One tool, one job. get_order_by_id takes a UUID and returns one order. It doesn't also accept email addresses, return the customer record, or optionally include invoices. Narrow scope means predictable calls.
Namespace across domains. Once you have more than one domain, prefix by domain: orders_list, orders_get, users_get. Or orders:list if your host supports it. Either way, grouping prevents the model from confusing tools with similar signatures.
Call out side effects explicitly. If a tool creates or mutates something, say so in the description: "Creates a refund. This action cannot be undone." The model reads descriptions when deciding whether to call something. Passive-sounding tool names for destructive operations are a footgun.
z.describe() on every non-obvious argument. z.string().describe("UUID of the order to fetch") puts that text into the JSON schema the host sends to the model. Skip it on obvious fields like limit; don't skip it on domain identifiers.

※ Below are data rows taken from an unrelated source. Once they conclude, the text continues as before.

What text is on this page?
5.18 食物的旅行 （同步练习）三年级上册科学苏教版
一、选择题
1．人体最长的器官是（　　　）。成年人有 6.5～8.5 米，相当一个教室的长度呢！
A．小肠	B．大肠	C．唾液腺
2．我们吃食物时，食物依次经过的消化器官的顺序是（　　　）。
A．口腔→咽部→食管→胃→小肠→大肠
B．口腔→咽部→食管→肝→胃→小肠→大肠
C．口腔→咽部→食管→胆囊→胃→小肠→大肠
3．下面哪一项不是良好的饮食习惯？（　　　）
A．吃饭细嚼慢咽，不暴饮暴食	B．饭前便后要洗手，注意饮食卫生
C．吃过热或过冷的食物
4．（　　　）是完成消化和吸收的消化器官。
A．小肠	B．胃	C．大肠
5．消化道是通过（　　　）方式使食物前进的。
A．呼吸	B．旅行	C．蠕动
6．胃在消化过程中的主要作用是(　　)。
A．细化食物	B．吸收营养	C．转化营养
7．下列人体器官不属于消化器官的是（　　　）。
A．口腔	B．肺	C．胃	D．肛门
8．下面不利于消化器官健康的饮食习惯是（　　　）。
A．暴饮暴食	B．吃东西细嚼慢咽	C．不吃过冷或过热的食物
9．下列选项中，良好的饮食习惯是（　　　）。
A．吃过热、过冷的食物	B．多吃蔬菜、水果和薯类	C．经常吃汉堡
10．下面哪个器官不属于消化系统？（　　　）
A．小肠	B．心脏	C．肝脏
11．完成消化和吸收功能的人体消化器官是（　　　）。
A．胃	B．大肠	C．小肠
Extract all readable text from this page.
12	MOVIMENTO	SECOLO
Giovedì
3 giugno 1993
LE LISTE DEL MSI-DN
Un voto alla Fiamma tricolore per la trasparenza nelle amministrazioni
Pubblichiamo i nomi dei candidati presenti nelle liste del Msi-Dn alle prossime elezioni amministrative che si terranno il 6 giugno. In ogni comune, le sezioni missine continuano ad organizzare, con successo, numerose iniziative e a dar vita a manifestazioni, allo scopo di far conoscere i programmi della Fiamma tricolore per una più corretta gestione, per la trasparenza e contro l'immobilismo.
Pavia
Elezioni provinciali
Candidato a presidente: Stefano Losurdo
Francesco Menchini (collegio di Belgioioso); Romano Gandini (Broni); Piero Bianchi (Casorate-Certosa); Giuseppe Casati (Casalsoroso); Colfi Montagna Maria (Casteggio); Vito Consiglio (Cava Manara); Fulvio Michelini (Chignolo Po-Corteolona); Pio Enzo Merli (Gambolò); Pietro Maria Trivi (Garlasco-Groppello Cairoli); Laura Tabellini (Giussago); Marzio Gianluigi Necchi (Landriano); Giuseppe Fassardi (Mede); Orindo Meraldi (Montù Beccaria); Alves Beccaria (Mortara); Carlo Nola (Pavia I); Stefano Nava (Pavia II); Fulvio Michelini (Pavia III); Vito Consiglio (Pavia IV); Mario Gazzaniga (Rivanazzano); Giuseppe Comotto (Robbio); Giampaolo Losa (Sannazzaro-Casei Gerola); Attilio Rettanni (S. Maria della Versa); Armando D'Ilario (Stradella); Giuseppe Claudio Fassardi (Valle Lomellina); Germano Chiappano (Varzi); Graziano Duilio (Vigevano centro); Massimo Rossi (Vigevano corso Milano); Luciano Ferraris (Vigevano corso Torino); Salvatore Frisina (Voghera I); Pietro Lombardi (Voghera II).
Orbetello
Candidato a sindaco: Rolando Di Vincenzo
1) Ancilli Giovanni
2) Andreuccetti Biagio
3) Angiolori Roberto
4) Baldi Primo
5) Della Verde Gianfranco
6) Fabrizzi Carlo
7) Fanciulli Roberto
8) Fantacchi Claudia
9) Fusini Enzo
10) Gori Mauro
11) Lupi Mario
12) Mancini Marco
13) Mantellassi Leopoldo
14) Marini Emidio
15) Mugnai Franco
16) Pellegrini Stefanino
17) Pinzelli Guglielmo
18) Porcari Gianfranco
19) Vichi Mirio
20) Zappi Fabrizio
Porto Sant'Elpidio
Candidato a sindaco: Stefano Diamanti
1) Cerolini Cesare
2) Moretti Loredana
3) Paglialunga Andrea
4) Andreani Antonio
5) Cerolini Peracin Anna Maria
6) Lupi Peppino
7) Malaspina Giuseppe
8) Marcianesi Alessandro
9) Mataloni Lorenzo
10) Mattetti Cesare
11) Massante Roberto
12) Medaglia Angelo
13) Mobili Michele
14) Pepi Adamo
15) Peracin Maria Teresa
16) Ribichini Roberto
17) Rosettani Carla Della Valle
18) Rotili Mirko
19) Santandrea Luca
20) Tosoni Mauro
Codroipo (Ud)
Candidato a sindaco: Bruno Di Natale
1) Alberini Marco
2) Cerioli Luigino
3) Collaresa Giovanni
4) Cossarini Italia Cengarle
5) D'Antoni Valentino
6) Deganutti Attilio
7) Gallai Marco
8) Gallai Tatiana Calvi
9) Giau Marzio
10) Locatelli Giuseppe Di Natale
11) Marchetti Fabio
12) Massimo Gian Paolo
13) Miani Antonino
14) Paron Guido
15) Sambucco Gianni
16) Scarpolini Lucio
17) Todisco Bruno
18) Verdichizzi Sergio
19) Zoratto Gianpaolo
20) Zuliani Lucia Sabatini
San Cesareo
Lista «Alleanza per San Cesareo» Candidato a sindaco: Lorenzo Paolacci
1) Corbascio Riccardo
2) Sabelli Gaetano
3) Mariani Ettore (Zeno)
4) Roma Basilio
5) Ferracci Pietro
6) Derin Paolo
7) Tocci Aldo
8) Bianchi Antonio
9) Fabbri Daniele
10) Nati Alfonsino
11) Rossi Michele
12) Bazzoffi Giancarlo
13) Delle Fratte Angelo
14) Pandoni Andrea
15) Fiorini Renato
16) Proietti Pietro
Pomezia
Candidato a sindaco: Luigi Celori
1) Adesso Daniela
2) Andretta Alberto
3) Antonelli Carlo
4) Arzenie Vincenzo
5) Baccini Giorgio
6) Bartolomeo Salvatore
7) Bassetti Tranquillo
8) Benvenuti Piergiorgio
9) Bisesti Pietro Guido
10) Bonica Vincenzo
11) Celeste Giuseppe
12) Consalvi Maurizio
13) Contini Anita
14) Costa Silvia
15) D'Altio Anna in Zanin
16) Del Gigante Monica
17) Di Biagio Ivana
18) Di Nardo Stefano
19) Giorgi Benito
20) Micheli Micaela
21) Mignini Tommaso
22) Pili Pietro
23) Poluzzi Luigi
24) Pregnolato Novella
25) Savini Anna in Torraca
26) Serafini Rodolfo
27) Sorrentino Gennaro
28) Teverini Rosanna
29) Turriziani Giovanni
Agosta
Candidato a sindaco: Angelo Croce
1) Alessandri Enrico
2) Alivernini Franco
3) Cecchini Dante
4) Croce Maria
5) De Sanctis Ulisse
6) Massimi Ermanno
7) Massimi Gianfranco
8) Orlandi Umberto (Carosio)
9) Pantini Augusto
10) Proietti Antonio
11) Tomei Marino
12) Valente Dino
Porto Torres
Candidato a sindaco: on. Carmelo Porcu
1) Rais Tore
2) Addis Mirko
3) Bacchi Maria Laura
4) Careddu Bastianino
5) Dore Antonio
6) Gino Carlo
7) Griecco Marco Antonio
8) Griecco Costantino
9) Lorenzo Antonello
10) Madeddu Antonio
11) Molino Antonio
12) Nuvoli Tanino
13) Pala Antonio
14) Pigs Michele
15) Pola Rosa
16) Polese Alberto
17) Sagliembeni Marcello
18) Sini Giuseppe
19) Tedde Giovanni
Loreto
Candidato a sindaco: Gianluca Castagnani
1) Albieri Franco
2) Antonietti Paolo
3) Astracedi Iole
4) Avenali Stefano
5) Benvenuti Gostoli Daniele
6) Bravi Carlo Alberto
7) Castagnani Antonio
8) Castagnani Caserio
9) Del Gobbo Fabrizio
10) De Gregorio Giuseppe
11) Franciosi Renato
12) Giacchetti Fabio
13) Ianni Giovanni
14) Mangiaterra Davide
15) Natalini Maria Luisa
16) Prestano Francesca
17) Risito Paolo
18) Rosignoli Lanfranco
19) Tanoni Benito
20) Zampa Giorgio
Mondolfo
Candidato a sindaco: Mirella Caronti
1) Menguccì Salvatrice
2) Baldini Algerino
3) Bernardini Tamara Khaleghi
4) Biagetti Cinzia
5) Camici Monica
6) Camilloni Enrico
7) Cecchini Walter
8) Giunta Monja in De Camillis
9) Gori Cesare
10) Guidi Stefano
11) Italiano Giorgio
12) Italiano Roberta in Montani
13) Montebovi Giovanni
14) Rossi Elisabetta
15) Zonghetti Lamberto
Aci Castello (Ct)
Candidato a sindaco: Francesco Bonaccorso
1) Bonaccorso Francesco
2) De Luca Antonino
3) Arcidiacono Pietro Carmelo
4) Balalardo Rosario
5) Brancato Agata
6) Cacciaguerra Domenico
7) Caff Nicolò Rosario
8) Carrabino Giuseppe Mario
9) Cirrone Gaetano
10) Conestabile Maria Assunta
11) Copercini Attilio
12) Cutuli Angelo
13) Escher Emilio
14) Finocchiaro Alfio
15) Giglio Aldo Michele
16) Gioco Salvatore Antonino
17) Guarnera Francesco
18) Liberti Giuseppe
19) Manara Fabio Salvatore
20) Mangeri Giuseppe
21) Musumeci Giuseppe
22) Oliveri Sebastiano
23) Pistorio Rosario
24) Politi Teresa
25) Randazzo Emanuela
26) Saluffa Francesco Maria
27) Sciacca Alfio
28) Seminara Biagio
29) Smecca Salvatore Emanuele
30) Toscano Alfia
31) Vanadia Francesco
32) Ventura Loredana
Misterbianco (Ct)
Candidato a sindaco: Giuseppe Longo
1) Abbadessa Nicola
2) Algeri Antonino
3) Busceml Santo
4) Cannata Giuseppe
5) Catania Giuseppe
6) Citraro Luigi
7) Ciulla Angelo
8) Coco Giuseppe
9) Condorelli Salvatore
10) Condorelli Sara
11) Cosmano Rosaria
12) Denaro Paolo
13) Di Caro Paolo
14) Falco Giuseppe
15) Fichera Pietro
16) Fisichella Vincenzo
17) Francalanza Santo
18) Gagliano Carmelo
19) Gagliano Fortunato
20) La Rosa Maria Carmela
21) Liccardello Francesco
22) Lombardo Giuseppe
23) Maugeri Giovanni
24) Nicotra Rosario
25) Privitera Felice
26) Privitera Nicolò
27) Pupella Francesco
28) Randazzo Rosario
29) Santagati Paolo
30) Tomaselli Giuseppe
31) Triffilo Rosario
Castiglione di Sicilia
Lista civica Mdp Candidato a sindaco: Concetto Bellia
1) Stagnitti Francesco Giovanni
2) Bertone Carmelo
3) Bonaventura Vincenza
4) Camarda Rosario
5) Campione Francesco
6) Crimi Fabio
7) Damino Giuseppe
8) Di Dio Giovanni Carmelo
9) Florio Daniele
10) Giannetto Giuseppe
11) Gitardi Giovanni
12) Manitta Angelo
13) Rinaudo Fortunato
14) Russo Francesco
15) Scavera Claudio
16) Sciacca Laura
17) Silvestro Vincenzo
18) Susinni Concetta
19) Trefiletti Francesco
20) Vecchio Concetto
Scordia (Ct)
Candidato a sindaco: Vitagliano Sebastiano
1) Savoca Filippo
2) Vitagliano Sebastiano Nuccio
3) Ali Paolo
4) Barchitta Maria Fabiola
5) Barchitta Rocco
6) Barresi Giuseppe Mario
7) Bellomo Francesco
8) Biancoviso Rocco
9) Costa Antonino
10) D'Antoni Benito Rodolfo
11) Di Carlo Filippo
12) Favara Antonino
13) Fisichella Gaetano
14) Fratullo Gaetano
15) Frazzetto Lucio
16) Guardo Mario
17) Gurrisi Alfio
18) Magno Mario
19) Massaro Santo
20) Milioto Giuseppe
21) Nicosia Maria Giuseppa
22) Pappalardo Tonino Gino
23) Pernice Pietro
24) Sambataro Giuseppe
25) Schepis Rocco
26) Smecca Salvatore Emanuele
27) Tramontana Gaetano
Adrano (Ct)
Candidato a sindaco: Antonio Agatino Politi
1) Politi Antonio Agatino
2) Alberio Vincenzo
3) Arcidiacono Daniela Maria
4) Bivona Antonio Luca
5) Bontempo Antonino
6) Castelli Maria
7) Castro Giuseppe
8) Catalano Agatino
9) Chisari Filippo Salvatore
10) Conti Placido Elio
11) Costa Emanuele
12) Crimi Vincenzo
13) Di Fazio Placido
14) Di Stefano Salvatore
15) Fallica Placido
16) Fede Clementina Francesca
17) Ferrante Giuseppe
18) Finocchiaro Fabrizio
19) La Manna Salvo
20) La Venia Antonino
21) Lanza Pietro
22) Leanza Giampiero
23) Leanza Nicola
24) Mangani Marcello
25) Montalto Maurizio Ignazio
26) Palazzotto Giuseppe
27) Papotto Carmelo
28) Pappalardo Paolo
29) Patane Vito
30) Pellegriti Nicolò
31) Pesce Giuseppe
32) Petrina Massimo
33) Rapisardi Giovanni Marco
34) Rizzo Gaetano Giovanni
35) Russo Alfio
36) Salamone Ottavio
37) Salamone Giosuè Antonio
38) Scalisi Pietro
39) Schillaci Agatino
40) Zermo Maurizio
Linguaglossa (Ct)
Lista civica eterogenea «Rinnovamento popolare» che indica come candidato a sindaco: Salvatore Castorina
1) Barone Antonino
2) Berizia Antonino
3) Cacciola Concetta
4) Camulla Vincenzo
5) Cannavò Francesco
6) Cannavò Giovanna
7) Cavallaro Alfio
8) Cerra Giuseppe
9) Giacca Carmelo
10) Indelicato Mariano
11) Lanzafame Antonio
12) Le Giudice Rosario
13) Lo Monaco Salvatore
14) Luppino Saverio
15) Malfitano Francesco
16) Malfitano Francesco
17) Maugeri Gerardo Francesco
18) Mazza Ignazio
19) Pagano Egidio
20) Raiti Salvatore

Your REST API already has the business logic, validation, and access control. MCP is just a new transport layer over the top of it - one that lets an agent drive the same operations a human would. The NestJS patterns here are the same ones you'd apply to any new controller. The only thing that changes is who's calling it.
Wire it to a local model, watch it actually run, and then ask yourself which operations are genuinely worth letting a model perform unsupervised. That's the interesting question - and the one the protocol deliberately leaves to you.